December 21, 2018

In this Issue:

  1. January is National Birth Defects Prevention Month
      Source: National Center on Birth Defects and Developmental Disabilities (NCBDDD)
  2. Implementation of Evidence-Based Early Childhood Home Visiting
      Source: Office of Planning, Research & Evaluation (OPRE)
  3. Creating an Integrated Efficient Early Care and Education System: State-by-State Analysis
      Source: Bipartisan Policy Center
  4. Toddlers Need Laps More than Apps
      Source: CBS News (60 Minutes)
  5. Early Childhood Data in Action: Stories from the Field
      Source: National Institute for Children's Health Quality (NICHQ) & the Center for the Study of Social Policy (CSSP)
  6. How Early Head Start Prevents Child Maltreatment
      Source: Child Trends

1. January is National Birth Defects Prevention Month

Source: National Center on Birth Defects and Developmental Disabilities (NCBDDD)

The NCBDDD has launched its nationwide effort to promote National Birth Defects Prevention Month. Their 5 Tips for Preventing Birth Defects provides maternal women information for promoting a healthy pregnancy. Additional resources about birth defects and medicine or drug use during pregnancy are also included. Feel free to print and post the tips on your walls or forward via social media.

2. Implementation of Evidence-Based Early Childhood Home Visiting

Source: Office of Planning, Research & Evaluation (OPRE)

In October 2018, OPRE released its report of the results from the Mother and Infant Home Visiting Program Evaluation (MIHOPE) of the federal Maternal, Infant, and Early Childhood Home Visiting (MIECHV) program launched in 2011. Key findings reveal the program's participant and community characteristics, descriptions of home visitor training, supervision and perceptions, service delivery characteristics, and the families served.

3. Creating an Integrated Efficient Early Care and Education System: State-by-State Analysis

Source: Bipartisan Policy Center

This report published by the Bipartisan Policy Center (December 2018) assesses how well states are coordinating funding and governance for early childhood education (ECE). States with higher scores demonstrated consolidation in program administration via fewer agencies, had active State Advisory Councils, and had successfully implemented Quality Rating and Improvement Systems (QRIS). State fact sheets, and recommendations for improving efficiency and integration in ECE programs are included.

4. Toddlers Need Laps More than Apps

Source: CBS News (60 Minutes)

In a recent interview with leading pediatrician, Dr. Dimitri Christakis (December 2018), Director of the Center for Child Health, Behavior and Development at Seattle Children's Hospital, he explains that toddlers are depending more and more on screens for self-soothing. When toddlers are left on their own with the device, they are "missing out on those critical human interactions" during a vulnerable period of brain development.

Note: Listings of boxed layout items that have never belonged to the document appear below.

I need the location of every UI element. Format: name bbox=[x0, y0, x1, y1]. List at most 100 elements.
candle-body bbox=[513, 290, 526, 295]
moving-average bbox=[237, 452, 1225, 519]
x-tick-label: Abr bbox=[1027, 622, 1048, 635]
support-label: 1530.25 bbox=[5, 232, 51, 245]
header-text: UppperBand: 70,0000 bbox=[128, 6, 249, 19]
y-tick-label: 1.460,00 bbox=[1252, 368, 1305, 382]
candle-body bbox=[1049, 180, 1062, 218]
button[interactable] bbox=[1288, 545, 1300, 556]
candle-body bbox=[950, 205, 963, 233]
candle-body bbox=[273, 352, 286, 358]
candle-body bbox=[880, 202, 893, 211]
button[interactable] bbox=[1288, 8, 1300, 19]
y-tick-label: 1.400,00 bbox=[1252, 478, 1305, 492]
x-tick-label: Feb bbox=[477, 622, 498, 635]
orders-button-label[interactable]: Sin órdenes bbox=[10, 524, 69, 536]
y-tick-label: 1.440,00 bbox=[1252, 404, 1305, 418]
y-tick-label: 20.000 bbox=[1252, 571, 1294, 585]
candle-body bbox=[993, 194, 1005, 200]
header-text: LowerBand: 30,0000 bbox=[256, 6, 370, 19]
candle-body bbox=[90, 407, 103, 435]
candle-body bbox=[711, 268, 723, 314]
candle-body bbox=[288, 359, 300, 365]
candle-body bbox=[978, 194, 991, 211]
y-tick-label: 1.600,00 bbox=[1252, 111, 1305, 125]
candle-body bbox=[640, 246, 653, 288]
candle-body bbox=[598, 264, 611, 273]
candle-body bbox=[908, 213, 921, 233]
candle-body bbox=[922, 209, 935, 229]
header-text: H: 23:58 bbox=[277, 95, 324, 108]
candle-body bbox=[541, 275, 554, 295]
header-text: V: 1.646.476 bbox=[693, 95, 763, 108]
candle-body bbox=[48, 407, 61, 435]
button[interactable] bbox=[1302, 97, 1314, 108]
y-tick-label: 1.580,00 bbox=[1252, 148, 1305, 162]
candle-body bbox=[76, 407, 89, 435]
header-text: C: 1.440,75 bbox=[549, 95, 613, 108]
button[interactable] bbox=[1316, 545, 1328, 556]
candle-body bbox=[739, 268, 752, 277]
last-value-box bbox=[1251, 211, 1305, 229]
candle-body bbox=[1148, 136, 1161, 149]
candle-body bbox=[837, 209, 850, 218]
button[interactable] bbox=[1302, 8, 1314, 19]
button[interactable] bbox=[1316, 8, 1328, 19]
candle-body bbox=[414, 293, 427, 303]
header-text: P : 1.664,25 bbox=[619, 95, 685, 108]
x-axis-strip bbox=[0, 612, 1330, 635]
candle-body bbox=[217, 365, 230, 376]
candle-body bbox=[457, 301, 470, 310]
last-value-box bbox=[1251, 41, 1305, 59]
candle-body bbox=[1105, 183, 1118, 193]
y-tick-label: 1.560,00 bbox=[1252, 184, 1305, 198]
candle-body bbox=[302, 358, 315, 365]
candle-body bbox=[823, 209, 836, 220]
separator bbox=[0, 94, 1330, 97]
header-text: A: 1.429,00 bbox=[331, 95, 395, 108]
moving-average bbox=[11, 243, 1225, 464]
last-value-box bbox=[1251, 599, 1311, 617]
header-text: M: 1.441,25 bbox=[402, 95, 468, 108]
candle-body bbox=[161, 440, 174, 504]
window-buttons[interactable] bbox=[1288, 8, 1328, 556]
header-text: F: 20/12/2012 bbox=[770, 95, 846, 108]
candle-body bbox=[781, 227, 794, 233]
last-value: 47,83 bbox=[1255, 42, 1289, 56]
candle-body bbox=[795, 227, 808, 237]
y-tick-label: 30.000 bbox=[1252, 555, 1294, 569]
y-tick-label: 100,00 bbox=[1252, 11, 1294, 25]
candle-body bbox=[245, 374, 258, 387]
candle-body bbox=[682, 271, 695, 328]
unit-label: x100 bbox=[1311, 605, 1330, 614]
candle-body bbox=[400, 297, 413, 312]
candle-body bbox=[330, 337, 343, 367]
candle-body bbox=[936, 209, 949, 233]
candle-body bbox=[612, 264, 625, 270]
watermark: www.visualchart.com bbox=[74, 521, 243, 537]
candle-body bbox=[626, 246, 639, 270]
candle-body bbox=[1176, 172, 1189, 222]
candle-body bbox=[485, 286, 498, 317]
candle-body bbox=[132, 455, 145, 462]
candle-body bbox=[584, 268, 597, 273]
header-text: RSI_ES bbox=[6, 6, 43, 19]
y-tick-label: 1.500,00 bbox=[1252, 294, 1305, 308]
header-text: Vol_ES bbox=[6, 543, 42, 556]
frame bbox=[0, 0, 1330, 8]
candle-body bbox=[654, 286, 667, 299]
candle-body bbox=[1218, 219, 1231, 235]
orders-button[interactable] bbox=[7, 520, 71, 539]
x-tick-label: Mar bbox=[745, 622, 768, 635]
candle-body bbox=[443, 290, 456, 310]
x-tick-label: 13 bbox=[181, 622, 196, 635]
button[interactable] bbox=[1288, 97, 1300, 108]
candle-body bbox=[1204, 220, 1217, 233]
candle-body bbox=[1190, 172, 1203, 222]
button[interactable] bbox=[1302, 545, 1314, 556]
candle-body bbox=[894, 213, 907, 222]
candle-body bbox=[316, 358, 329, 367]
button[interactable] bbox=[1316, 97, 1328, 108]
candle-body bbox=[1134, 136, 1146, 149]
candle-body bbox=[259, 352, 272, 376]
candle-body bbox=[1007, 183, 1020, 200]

He states that "toddlers need laps more than apps" and promotes the AAP's recommendation that parents and caregivers avoid digital media use for children under age 2.

5. Early Childhood Data in Action: Stories from the Field

Source: National Institute for Children's Health Quality (NICHQ) & the Center for the Study of Social Policy (CSSP)

A recent brief from the NICHQ and CSSP (November 2018) presents case studies from three states (Mississippi, California, and Pennsylvania) that demonstrate communities using their early childhood data efficiently to support more effective interventions and outcomes. The stories may provide other states and early childhood professionals with useful strategies for advancing their integration of data in the field.

6. How Early Head Start Prevents Child Maltreatment

Source: Child Trends

In this research brief, Child Trends shares the findings of a longitudinal study (October 2018) that examined the long-term benefits of Early Head Start (EHS) programs and their role in reducing child maltreatment. For example, parents involved in an EHS program were more supportive of their children and home environments and had lower levels of parent stress than their control group. As a result, the EHS participants were "10 to 22 percent less likely to be involved with the child welfare system". The brief ends with policy, practice, and research recommendations for early childhood practitioners.